Гурьбой двинулись к Вовкиным денникам, открыли один — как будто порядок, во втором тоже чисто, но когда заглянули в денник, где стояла Дума, то смущенно переглянулись: словно бы и не заходил сюда человек.

— Так вот оно, твое любимое занятие, — насмешливо, с расстановкой протянул Шурка.

— Я забыл, — быстро ответил Чубарь.

— Бывает. Ну что ж, бери! — Шурка подал ему метлу и скребок с длинной деревянной ручкой.

— Я забыл, — повторил Чубарь, — а теперь некогда, в кино спешу. Ничего, Потапыч досмотрит.

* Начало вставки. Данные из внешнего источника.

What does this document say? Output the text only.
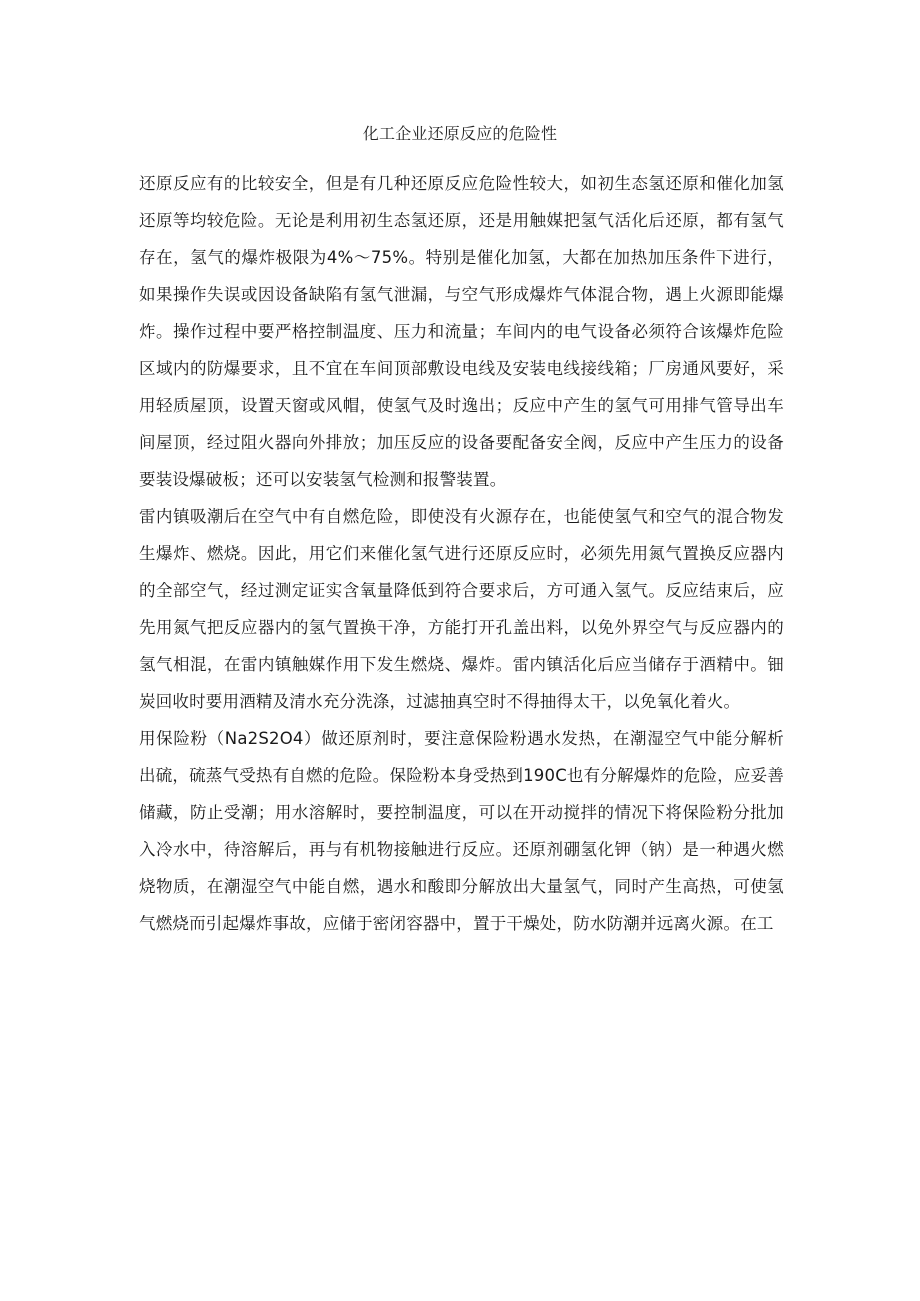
化工企业还原反应的危险性

还原反应有的比较安全，但是有几种还原反应危险性较大，如初生态氢还原和催化加氢还原等均较危险。无论是利用初生态氢还原，还是用触媒把氢气活化后还原，都有氢气存在，氢气的爆炸极限为4%～75%。特别是催化加氢，大都在加热加压条件下进行，如果操作失误或因设备缺陷有氢气泄漏，与空气形成爆炸气体混合物，遇上火源即能爆炸。操作过程中要严格控制温度、压力和流量；车间内的电气设备必须符合该爆炸危险区域内的防爆要求，且不宜在车间顶部敷设电线及安装电线接线箱；厂房通风要好，采用轻质屋顶，设置天窗或风帽，使氢气及时逸出；反应中产生的氢气可用排气管导出车间屋顶，经过阻火器向外排放；加压反应的设备要配备安全阀，反应中产生压力的设备要装设爆破板；还可以安装氢气检测和报警装置。

雷内镇吸潮后在空气中有自燃危险，即使没有火源存在，也能使氢气和空气的混合物发生爆炸、燃烧。因此，用它们来催化氢气进行还原反应时，必须先用氮气置换反应器内的全部空气，经过测定证实含氧量降低到符合要求后，方可通入氢气。反应结束后，应先用氮气把反应器内的氢气置换干净，方能打开孔盖出料，以免外界空气与反应器内的氢气相混，在雷内镇触媒作用下发生燃烧、爆炸。雷内镇活化后应当储存于酒精中。钿炭回收时要用酒精及清水充分洗涤，过滤抽真空时不得抽得太干，以免氧化着火。

用保险粉（Na2S2O4）做还原剂时，要注意保险粉遇水发热，在潮湿空气中能分解析出硫，硫蒸气受热有自燃的危险。保险粉本身受热到190C也有分解爆炸的危险，应妥善储藏，防止受潮；用水溶解时，要控制温度，可以在开动搅拌的情况下将保险粉分批加入冷水中，待溶解后，再与有机物接触进行反应。还原剂硼氢化钾（钠）是一种遇火燃烧物质，在潮湿空气中能自燃，遇水和酸即分解放出大量氢气，同时产生高热，可使氢气燃烧而引起爆炸事故，应储于密闭容器中，置于干燥处，防水防潮并远离火源。在工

— Потапыч досмотрит? — взорвался Шурка и вдруг схватил Чубаря за лацканы курточки. — А ты знаешь, что Потапыч еще в Первой Конной… еще… — От гнева он не мог говорить.

Чубарь едва освободился из цепких Шуркиных рук и, раскрасневшийся, ершистый, теснил теперь Шурку грудью:

— Ты не очень! Не очень. А то знаешь!..

Игорь видел, что всем стало как-то не по себе, и без лишних слов шагнул в денник, вывел оттуда Думу и решительно взялся за метлу.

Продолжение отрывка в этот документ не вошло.